- Mount Vernon Springs Historic District
- U.S. National Register of Historic Places
- U.S. Historic district
- Location: SR 1134 & SR 1135, near Bonlee, North Carolina
- Coordinates: 35°39′32″N 79°26′38″W﻿ / ﻿35.65889°N 79.44389°W
- Area: 122.3 acres (49.5 ha)
- Built: 1855
- Architectural style: Greek Revival, Gothic, Vernacular Victorian
- MPS: Chatham County MRA
- NRHP reference No.: 87002045
- Added to NRHP: December 3, 1987

= Mount Vernon Springs Historic District =

Historic district in North Carolina, United States

Mount Vernon Springs Historic District is a national historic district located near Bonlee, Chatham County, North Carolina.
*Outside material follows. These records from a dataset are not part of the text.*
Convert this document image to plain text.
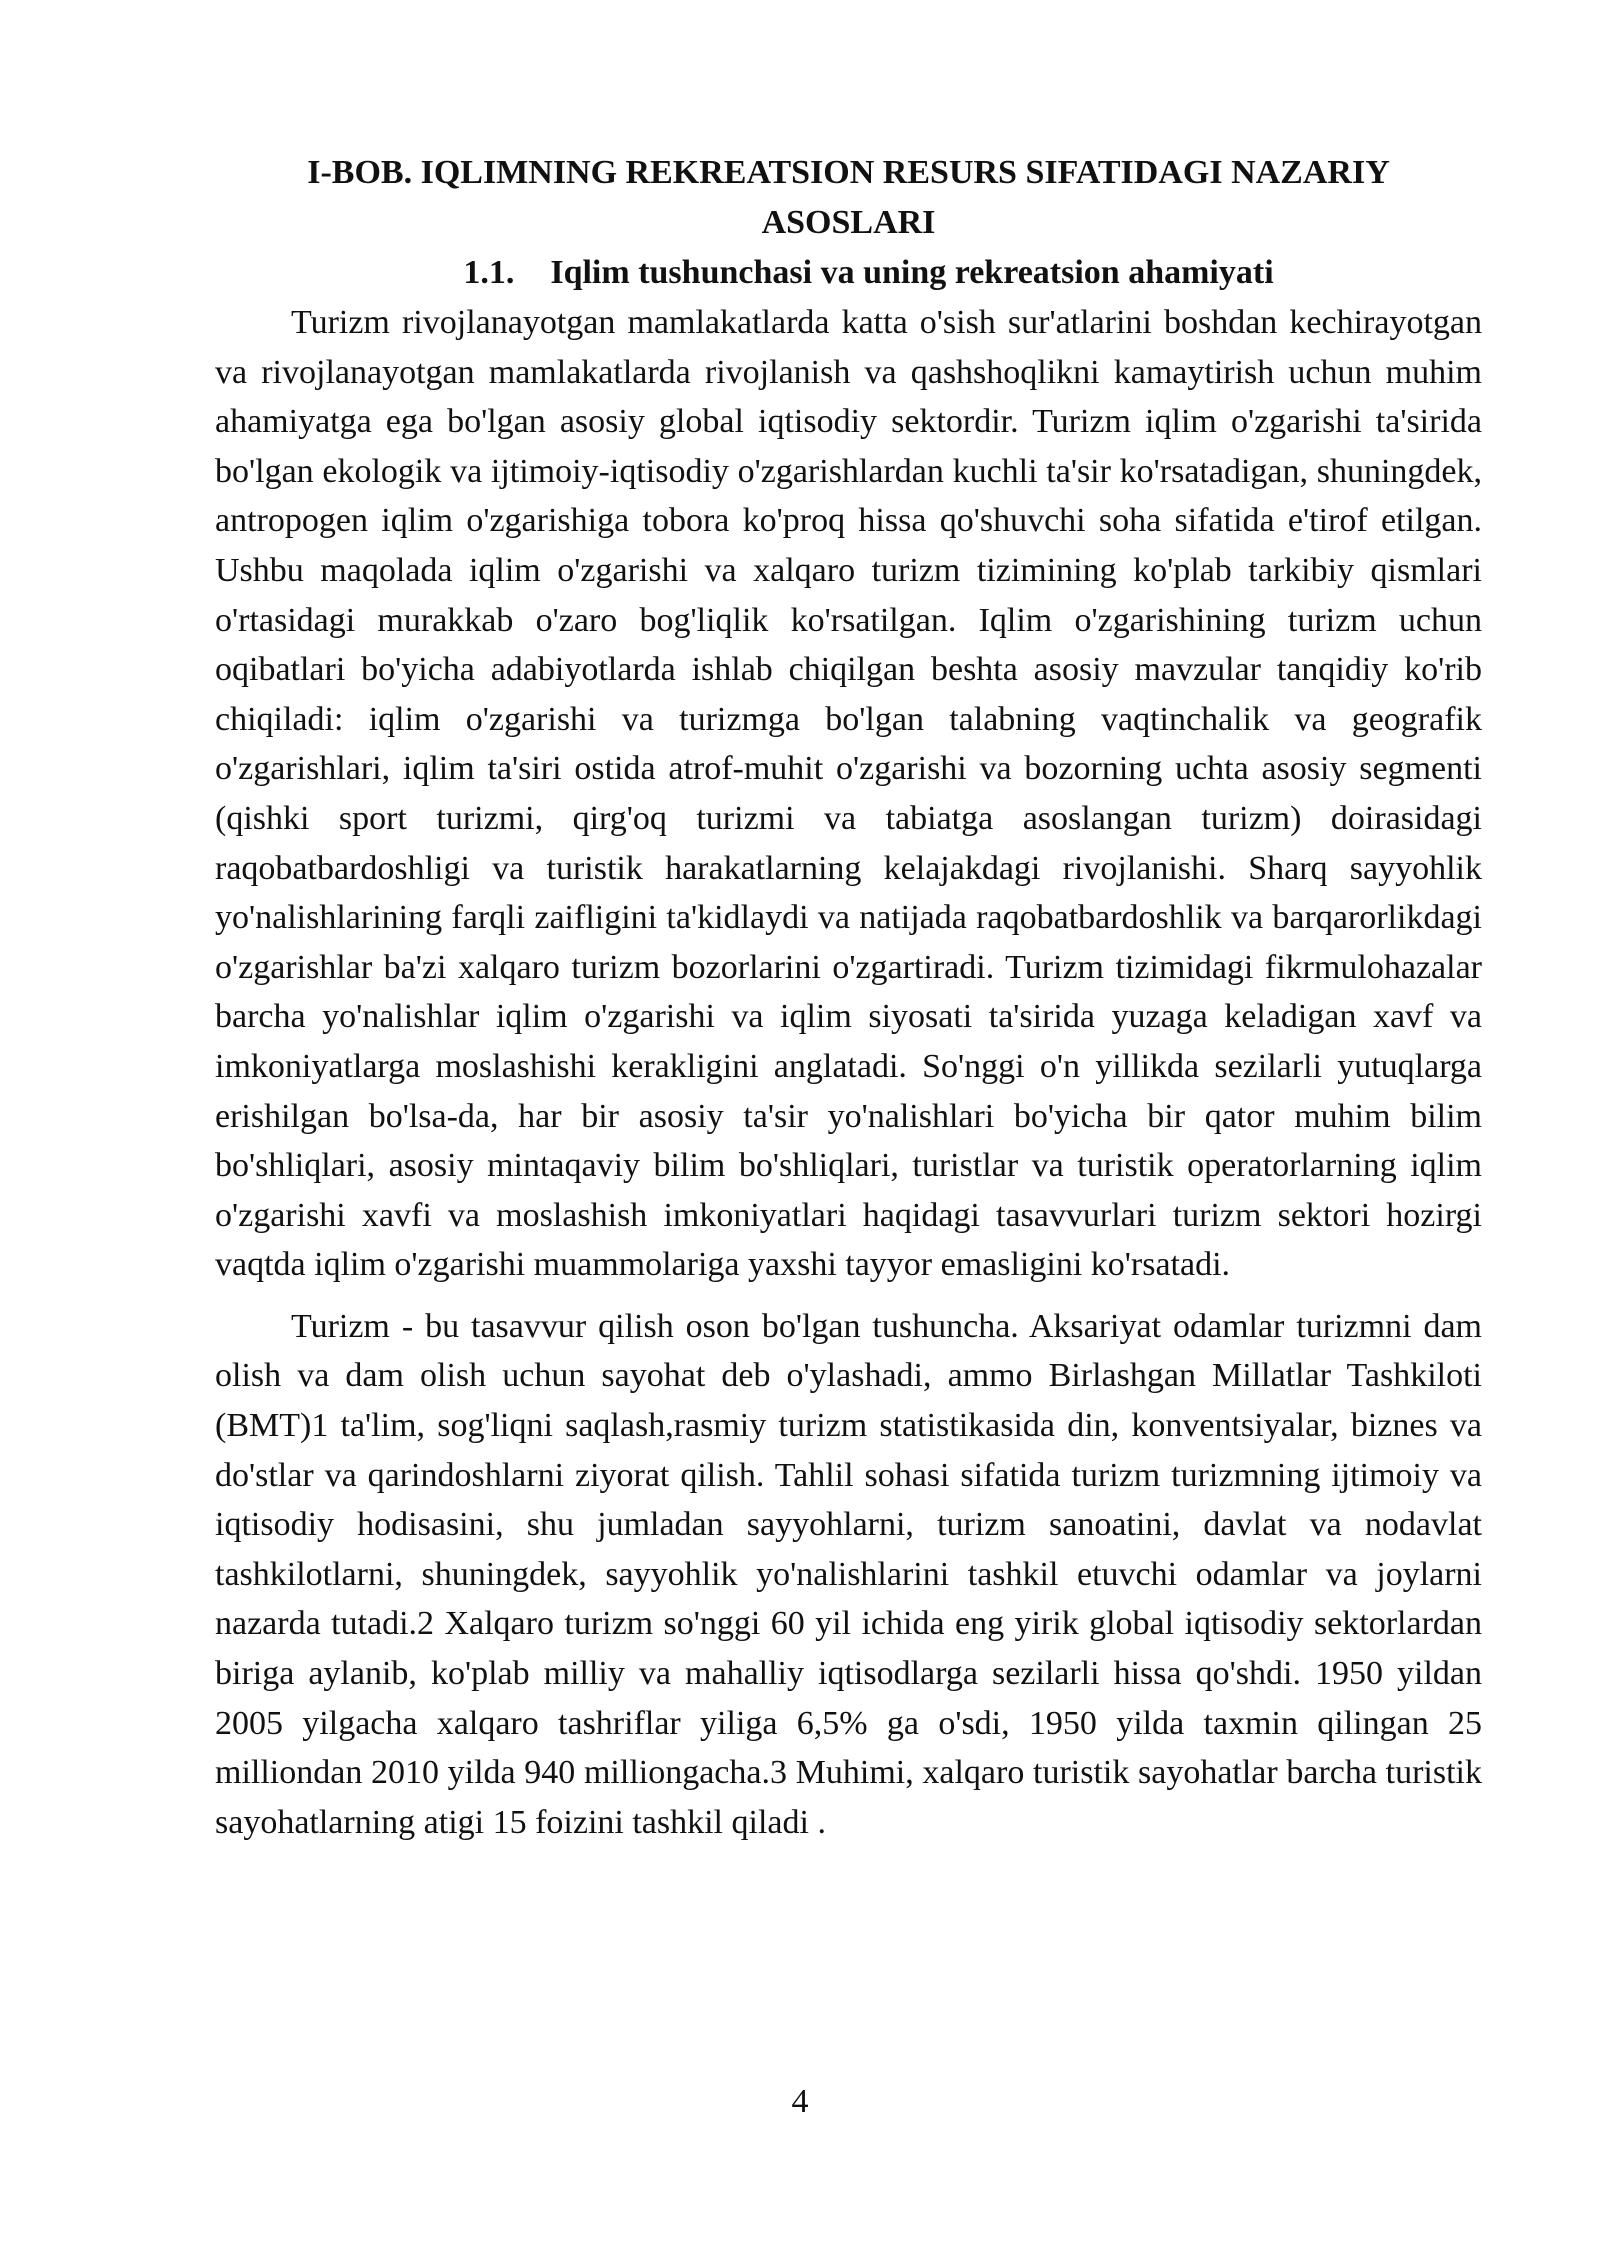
I-BOB. IQLIMNING REKREATSION RESURS SIFATIDAGI NAZARIY ASOSLARI
1.1. Iqlim tushunchasi va uning rekreatsion ahamiyati

Turizm rivojlanayotgan mamlakatlarda katta o'sish sur'atlarini boshdan kechirayotgan va rivojlanayotgan mamlakatlarda rivojlanish va qashshoqlikni kamaytirish uchun muhim ahamiyatga ega bo'lgan asosiy global iqtisodiy sektordir. Turizm iqlim o'zgarishi ta'sirida bo'lgan ekologik va ijtimoiy-iqtisodiy o'zgarishlardan kuchli ta'sir ko'rsatadigan, shuningdek, antropogen iqlim o'zgarishiga tobora ko'proq hissa qo'shuvchi soha sifatida e'tirof etilgan. Ushbu maqolada iqlim o'zgarishi va xalqaro turizm tizimining ko'plab tarkibiy qismlari o'rtasidagi murakkab o'zaro bog'liqlik ko'rsatilgan. Iqlim o'zgarishining turizm uchun oqibatlari bo'yicha adabiyotlarda ishlab chiqilgan beshta asosiy mavzular tanqidiy ko'rib chiqiladi: iqlim o'zgarishi va turizmga bo'lgan talabning vaqtinchalik va geografik o'zgarishlari, iqlim ta'siri ostida atrof-muhit o'zgarishi va bozorning uchta asosiy segmenti (qishki sport turizmi, qirg'oq turizmi va tabiatga asoslangan turizm) doirasidagi raqobatbardoshligi va turistik harakatlarning kelajakdagi rivojlanishi. Sharq sayyohlik yo'nalishlarining farqli zaifligini ta'kidlaydi va natijada raqobatbardoshlik va barqarorlikdagi o'zgarishlar ba'zi xalqaro turizm bozorlarini o'zgartiradi. Turizm tizimidagi fikrmulohazalar barcha yo'nalishlar iqlim o'zgarishi va iqlim siyosati ta'sirida yuzaga keladigan xavf va imkoniyatlarga moslashishi kerakligini anglatadi. So'nggi o'n yillikda sezilarli yutuqlarga erishilgan bo'lsa-da, har bir asosiy ta'sir yo'nalishlari bo'yicha bir qator muhim bilim bo'shliqlari, asosiy mintaqaviy bilim bo'shliqlari, turistlar va turistik operatorlarning iqlim o'zgarishi xavfi va moslashish imkoniyatlari haqidagi tasavvurlari turizm sektori hozirgi vaqtda iqlim o'zgarishi muammolariga yaxshi tayyor emasligini ko'rsatadi.

Turizm - bu tasavvur qilish oson bo'lgan tushuncha. Aksariyat odamlar turizmni dam olish va dam olish uchun sayohat deb o'ylashadi, ammo Birlashgan Millatlar Tashkiloti (BMT)1 ta'lim, sog'liqni saqlash,rasmiy turizm statistikasida din, konventsiyalar, biznes va do'stlar va qarindoshlarni ziyorat qilish. Tahlil sohasi sifatida turizm turizmning ijtimoiy va iqtisodiy hodisasini, shu jumladan sayyohlarni, turizm sanoatini, davlat va nodavlat tashkilotlarni, shuningdek, sayyohlik yo'nalishlarini tashkil etuvchi odamlar va joylarni nazarda tutadi.2 Xalqaro turizm so'nggi 60 yil ichida eng yirik global iqtisodiy sektorlardan biriga aylanib, ko'plab milliy va mahalliy iqtisodlarga sezilarli hissa qo'shdi. 1950 yildan 2005 yilgacha xalqaro tashriflar yiligа 6,5% ga o'sdi, 1950 yilda taxmin qilingan 25 milliondan 2010 yilda 940 milliongacha.3 Muhimi, xalqaro turistik sayohatlar barcha turistik sayohatlarning atigi 15 foizini tashkil qiladi .

4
The district encompasses 23 contributing buildings, 3 contributing sites, and 7 contributing structures in the rural village of Mount Vernon Springs. The village grew up near a locally famous mineral spring. Notable buildings include the Greek Revival style Female Dormitory of the Baptist Academy (1855), Gothic Revival style Mt. Vernon Springs Presbyterian Church (1885), the John C. Kirkman House (c. 1877), Robert P. Johnson House (c, 1883), and John M. Foust House (c. 1881 and c. 1910). Also located in the district are the Mt. Vernon Springs, the Baptist Academy Cemetery, and the Mt. Vernon Springs Presbyterian Church cemetery.

It was listed on the National Register of Historic Places in 1987.